John Hughes, A Retrospective
By Katie White
Western Herald
I am proudly a child of the ‘80s, albeit late ‘80s. I grew up on Duran Duran, shoulder pads, teased bangs, and the Brat Pack. The ’80s culture followed me throughout my grade school days and my awkward teen years and continues even now. However, there was one man that orchestrated my dreams and expectations about boys: John Hughes.
After seeing the incredibly moving tribute to Hughes at the 82nd Academy Awards on Sunday, I thought it fitting to finally put into words my gratitude to the incredibly talented man, we and the entertainment world, lost this past summer.
I always knew about this director who just got it right when it came to describing life, as experienced by adolescence.
My first Hughes movie was “Ferris Bueller’s Day Off.” Matthew Broderick set my young, little heart ablaze as Ferris. To be like Mia Sara, in that fringy leather coat, romping around Chicago and skipping class sounded like a dream come true at that age. Ferris’s plan seemed foolproof and I was hooked. I rented it every time I went to Blockbuster and watched it practically till the tape ran dry. It got to the point where I had the movie pretty much memorized but I couldn’t, at that point, grasp how much of a connection I’d make later on.
For as long as I can remember, my mom talked about this dreamy guy that surprised a girl, whose birthday was forgotten at the end of the night with a cake on a glass top table. When I discovered “Sixteen Candles”, I knew my mom was right. Jake Ryan could do no wrong and all I wanted was to have everyone forget my birthday but him, sit on a glass top table and have my first kiss be over a birthday cake.
“The Breakfast Club” was the epicenter of my world come high school. I couldn’t (and still can’t) explain what that movie meant to me. When I got into high school, I joined the theater club. As I honed in on my solid group of friends, we quickly became our own Breakfast Club everyday, in the mornings trying to wake up in class, at lunch, and after school during rehearsals. We joked about seeming like something Hughes created himself, but to me, having grown up on those films, they didn’t know how true they were.

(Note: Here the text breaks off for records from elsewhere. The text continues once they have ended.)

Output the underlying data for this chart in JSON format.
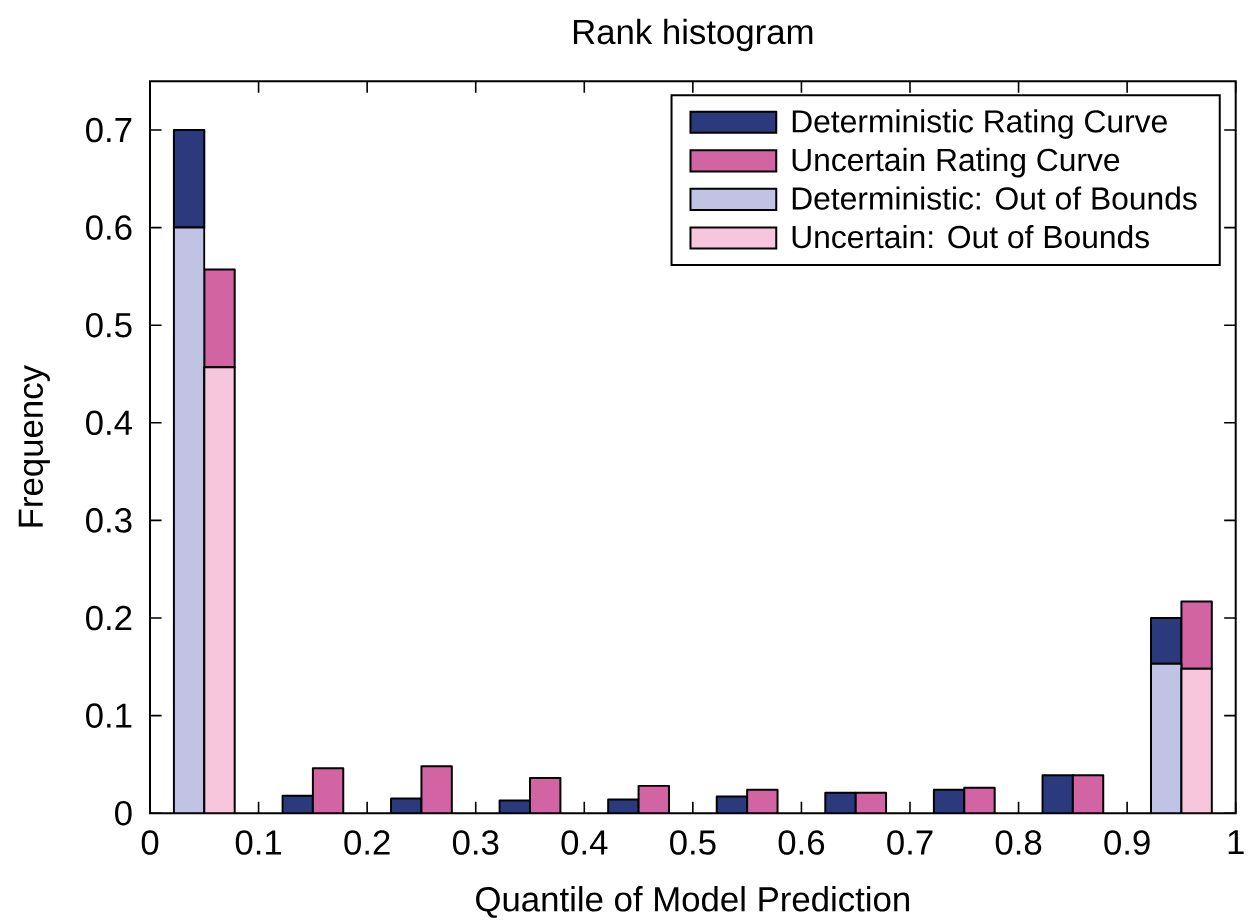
{
  "chart_data": {
    "type": "bar",
    "title": "Rank histogram",
    "xlabel": "Quantile of Model Prediction",
    "ylabel": "Frequency",
    "series": [
      {
        "name": "Deterministic Rating Curve",
        "color": "#2a3a7c",
        "x": [
          0.036,
          0.136,
          0.236,
          0.336,
          0.436,
          0.536,
          0.636,
          0.736,
          0.836,
          0.936
        ],
        "values": [
          0.1,
          0.018,
          0.015,
          0.013,
          0.014,
          0.017,
          0.021,
          0.024,
          0.039,
          0.047
        ],
        "base": [
          0.6,
          0,
          0,
          0,
          0,
          0,
          0,
          0,
          0,
          0.153
        ]
      },
      {
        "name": "Uncertain Rating Curve",
        "color": "#d264a4",
        "x": [
          0.064,
          0.164,
          0.264,
          0.364,
          0.464,
          0.564,
          0.664,
          0.764,
          0.864,
          0.964
        ],
        "values": [
          0.1,
          0.046,
          0.048,
          0.036,
          0.028,
          0.024,
          0.021,
          0.026,
          0.039,
          0.069
        ],
        "base": [
          0.457,
          0,
          0,
          0,
          0,
          0,
          0,
          0,
          0,
          0.148
        ]
      },
      {
        "name": "Deterministic: Out of Bounds",
        "color": "#c0c3e3",
        "x": [
          0.036,
          0.936
        ],
        "values": [
          0.6,
          0.153
        ]
      },
      {
        "name": "Uncertain: Out of Bounds",
        "color": "#f7c6dc",
        "x": [
          0.064,
          0.964
        ],
        "values": [
          0.457,
          0.148
        ]
      }
    ],
    "xlim": [
      0,
      1
    ],
    "ylim": [
      0,
      0.75
    ],
    "xticks": [
      0,
      0.1,
      0.2,
      0.3,
      0.4,
      0.5,
      0.6,
      0.7,
      0.8,
      0.9,
      1
    ],
    "yticks": [
      0,
      0.1,
      0.2,
      0.3,
      0.4,
      0.5,
      0.6,
      0.7
    ],
    "legend": "top right"
  }
}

Later on I discovered “Some Kind of Wonderful,” “Pretty In Pink,” John Candy movies, “She’s Having a Baby,” and his work on the Chevy Chase National Lampoon movies.
The love affair I had with ‘80s culture, namely its films, influenced every part of me. My ideal man was crafted straight out one of his movies. The music, the way they talked, they way they dressed; I brought it all back for myself.

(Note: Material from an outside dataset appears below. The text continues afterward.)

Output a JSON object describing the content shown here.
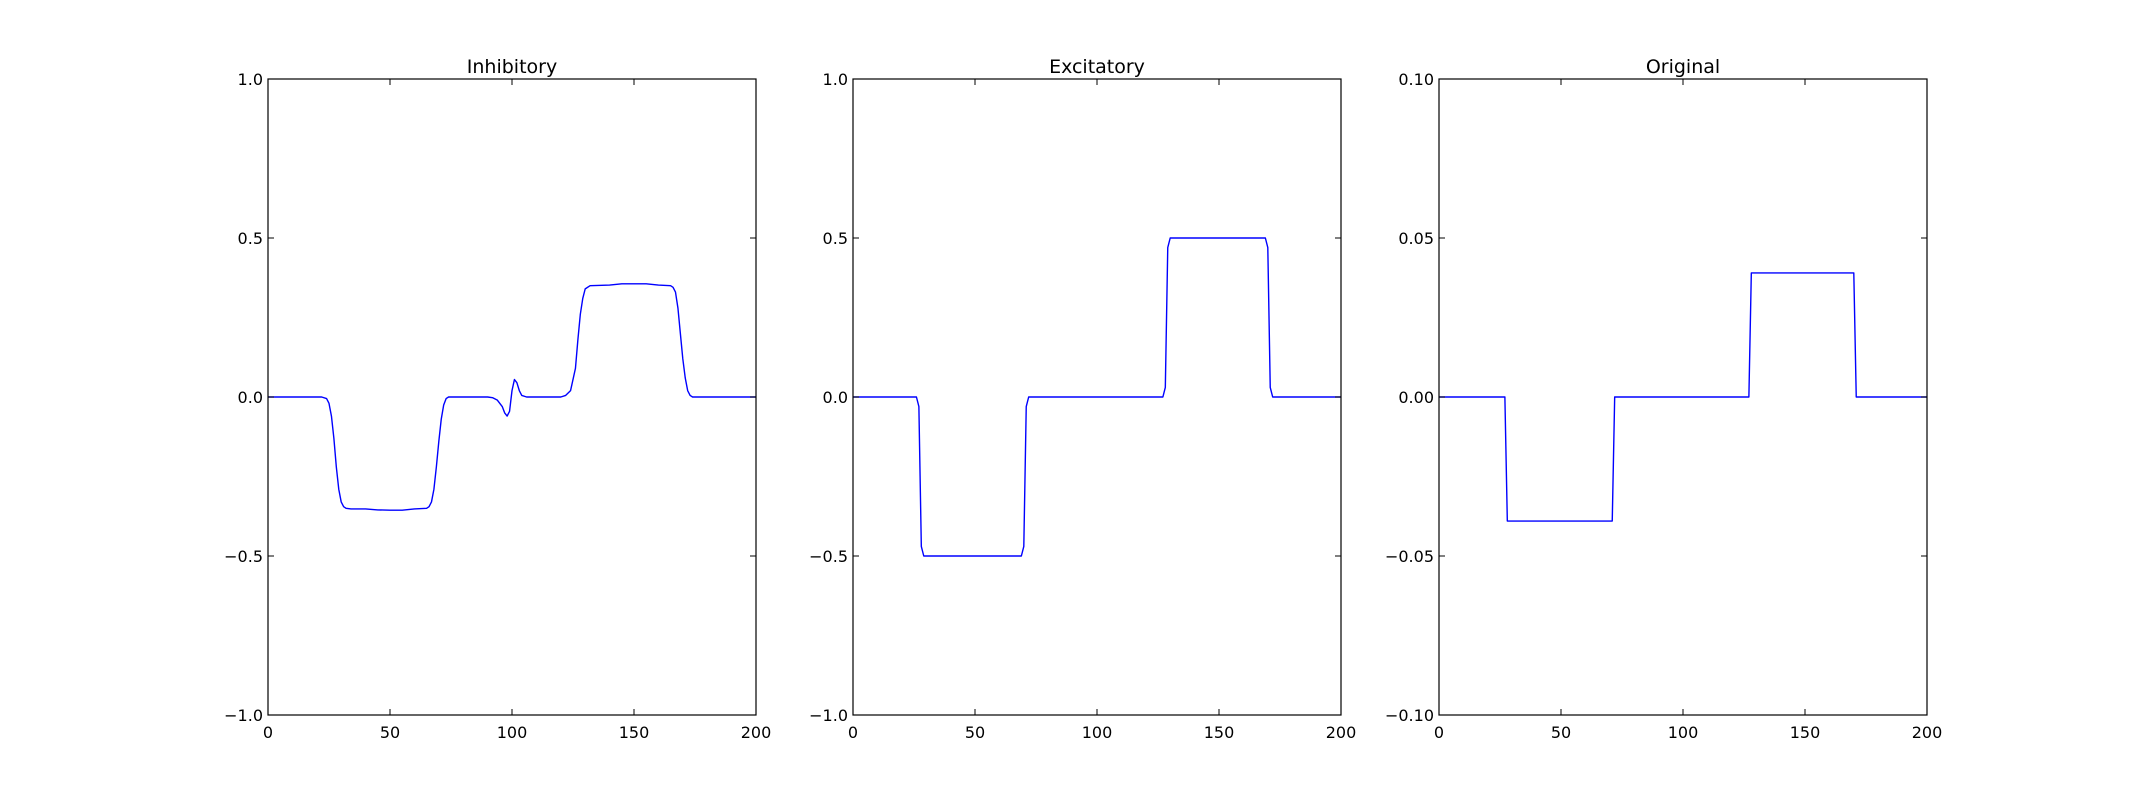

To me, John Hughes was a genius. He somehow just got it. I’ll remember the day he died like it’s a historic event. Movies will never be made the same way, with the serious honesty of growing up. After John Hughes’s death, I became enthralled with Hughes. I stopped what I was doing to watch his films. I spent money on the films and even stumbled across an indie documentary about young directors in search of Hughes’s guidance.
Through my research, I found that John Hughes, essentially, went into hiding. People in the industry panned his work. They said the films were kid movies, that they had script problems, and were looked at as “simple.”
So Hughes left. He went away and didn’t talk to anyone in film industry. His genius is needed more than ever and we’ll never get it back.
Now that that this visionary is gone, the people that once snubbed him have realized what has been lost. Of all the tributes from the recent awards shows, the one that took the cake, and had to have meant the most, was at the 2010 Academy Awards. The actors whose careers he helped launch gathered on stage to share what John Hughes meant to them.
It’s my turn now. Though I never met him and only ever knew of him through the bonus features on my DVDs, I felt like I had made a connection. This man, that few really knew, had become so deeply ingrained in my life. His characters were just like the people I walked the halls with in school. He made skipping school and detention a cathartic life lesson. Molly Ringwald helped me understand crushes on unattainable boys, and taught me to appreciate the Duckies in my life. I learned ways to befriend the weird girl in the back of the library.
Because of him, I had tricks up for when I was under attack while home alone and what to do with an overzealous stranger when all modes of transportation are unavailable. His soundtracks became my soundtracks.
So John Hughes, thank you. There is no way I could ever forget about you.